The Company, via IILP, also has access to RCF of £400m, which is £16m
drawn (made up of £10m of cash drawn and £6m LC utilisation) at year
end. Likewise the Company, via IILP, also has access to its Letter of
Credit facility which is £77.5m drawn at year end.
d. Capital allocation process
Consistent with others in the alternative assets investment company
sector, the Company has suffered from an uncertain macroeconomic
backdrop and its shares have traded at a discount to NAV for all of
the year. Against this backdrop, the Company has demonstrated its
disciplined approach to capital allocation by continuing its strategic
asset disposal programme. This programme generated proceeds
from previously announced asset sales of £244m and allowed the full
repayment of the drawings on the RCF at the beginning of the year.
Should capital markets remain closed for an extended period, the
Company, via IILP, has access to an RCF, of which £384m remains
undrawn at 31 March 2025.
Assessment of Viability
In making this statement, the Directors have considered the resilience
of the Company and its Corporate Subsidiaries, considering both
its current position and its principal risks, in severe but plausible
downside scenarios, and the effectiveness of any mitigating actions.
Consideration has been given to the current increased market
volatility, political environment and heightened geopolitical risk.
The Investment Manager has prepared sensitivity analysis including
various stress scenarios which have been considered previously by
the Risk Committee. These include:
– Increasing tax rate assumptions by 5% for all assets;
– Increasing lifecycle costs by 33%;
– Inflation is 2% lower in every period than the base case assumptions;
– Assuming an increase in projects not distributing of 20% of the
portfolio (note this represents projects entering distribution lock-up
for a period of 24 months after which they are released);
– A 15% reduction in distribution from the Company’s operational
assets highlighting hypothetical operational challenges;
– Required injection of £50.0 million in an asset bailout combined
with an average forecast RCF cost of at least 200 basis points
above base case; and
– Combined scenario assuming:
– Funding a hypothetical £50m equity injection to continue
operating one or multiple assets and increased interest rates;
– 15% reduction in distributions from operational assets;
– Increase in lifecycle costs of 33%; and
– 50% reduction in final distributions from assets whose
concessions end within the viability period.
Individually, due to the diversified nature of the Company’s portfolio,
these scenarios pose a minimal threat to the Company’s solvency.
A severe scenario was also prepared to assess the loss in revenue
necessary to cause insolvency.
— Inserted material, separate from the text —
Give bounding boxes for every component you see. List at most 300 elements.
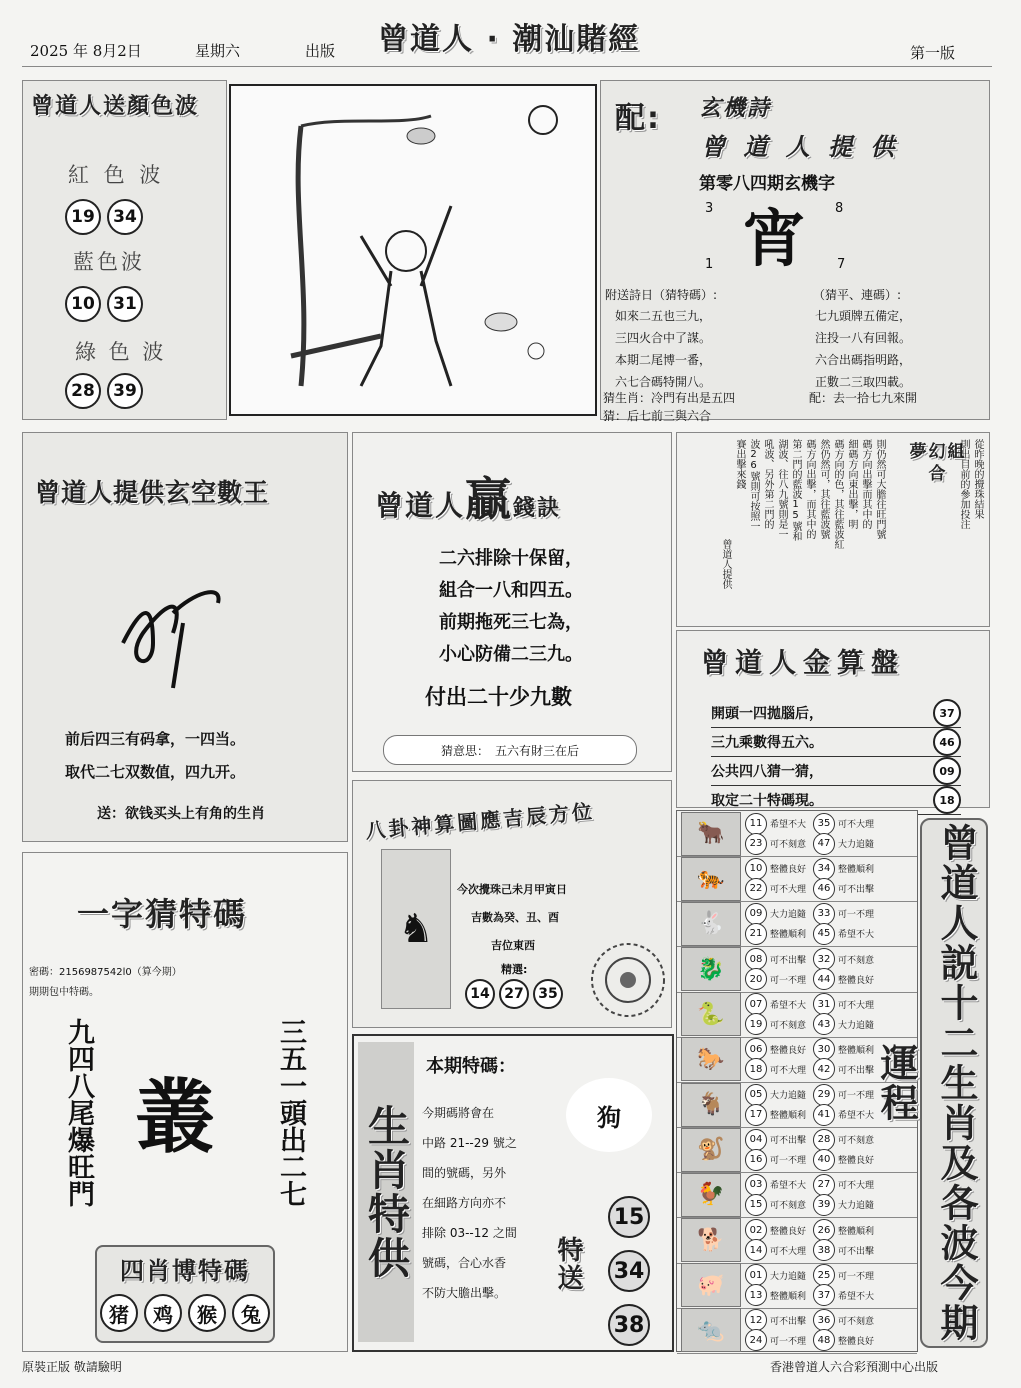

Even under this scenario the analysis
demonstrated that the Company should remain viable over the five-
year assessment period.
Viability Statement
The Directors have a reasonable expectation that the Company will
be able to continue in operation and meet its liabilities as they fall due
over the five-year period to March 2030, on the assumption that there
is sufficient liquidity in the debt market to allow the Company, via its
Corporate Subsidiaries, to refinance or repay obligations becoming due
under its Revolving Credit Facility and Letter of Credit Facility, and that
its investments are not materially affected by retrospective changes to
government policy, laws or regulations.